The first part of my thesis deals with the mathematical foundations of GRL. GRL is used to solve tasks such as node classification, link prediction, clustering, graph classification, and so on, albeit with seemingly different frameworks (e.g. Graph neural networks for node/graph classification, (implicit) matrix factorization for link prediction/ clustering, etc.). The existence of very distinct frameworks for different graph tasks has puzzled researchers and practitioners alike. In my thesis, using group theory, I provide a theoretical blueprint that connects these seemingly different frameworks, bridging methods like matrix factorization and graph neural networks. With this renewed understanding, I then provide guidelines to better realize the full capabilities of these methods in a multitude of tasks.

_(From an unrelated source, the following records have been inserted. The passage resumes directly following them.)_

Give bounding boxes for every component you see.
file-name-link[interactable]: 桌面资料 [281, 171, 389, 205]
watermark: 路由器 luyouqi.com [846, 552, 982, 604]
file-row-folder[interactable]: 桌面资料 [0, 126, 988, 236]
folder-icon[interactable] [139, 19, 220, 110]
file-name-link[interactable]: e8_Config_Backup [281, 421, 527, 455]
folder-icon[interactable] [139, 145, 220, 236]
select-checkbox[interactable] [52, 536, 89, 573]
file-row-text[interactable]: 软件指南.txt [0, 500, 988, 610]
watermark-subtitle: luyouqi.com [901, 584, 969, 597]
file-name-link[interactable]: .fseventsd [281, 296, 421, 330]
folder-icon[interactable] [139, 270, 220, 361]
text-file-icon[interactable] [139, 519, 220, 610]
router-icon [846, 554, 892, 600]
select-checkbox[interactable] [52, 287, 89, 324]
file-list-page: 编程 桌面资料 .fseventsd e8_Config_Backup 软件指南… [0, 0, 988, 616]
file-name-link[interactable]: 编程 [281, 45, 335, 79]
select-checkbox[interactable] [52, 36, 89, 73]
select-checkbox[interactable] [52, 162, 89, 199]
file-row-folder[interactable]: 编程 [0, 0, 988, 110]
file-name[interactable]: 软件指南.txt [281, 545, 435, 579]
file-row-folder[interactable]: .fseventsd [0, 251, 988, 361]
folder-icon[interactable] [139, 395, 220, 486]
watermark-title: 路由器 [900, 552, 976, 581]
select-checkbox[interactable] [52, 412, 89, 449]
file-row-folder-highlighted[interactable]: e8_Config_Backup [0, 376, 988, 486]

The second part of my thesis deals with cases where modeling real-world objects as a graph is an oversimplified description of the underlying data. Specifically, I look at two such objects (i) modeling hypergraphs (where edges encompass two or more vertices) and (ii) using GRL for predicting protein properties. Towards (i) hypergraphs, I develop a hypergraph neural network which takes advantage of the inherent sparsity of real world hypergraphs, without unduly sacrificing on its ability to distinguish non isomorphic hypergraphs. The designed hypergraph neural network is then leveraged to learn expressive representations of hyperedges for two tasks, namely hyperedge classification and hyperedge expansion. Experiments show that using our network results in improved performance over the current approach of converting the hypergraph into a dyadic graph and using (dyadic) GRL frameworks. Towards (ii) proteins, I introduce the concept of conditional invariances and leverage it to model the inherent flexibility present in proteins. Using conditional invariances, I provide a new framework for GRL which can capture protein-dependent conformations and ensures that all viable conformers of a protein obtain the same representation. Experiments show that endowing existing GRL models with my framework shows noticeable improvements on multiple different protein datasets and tasks.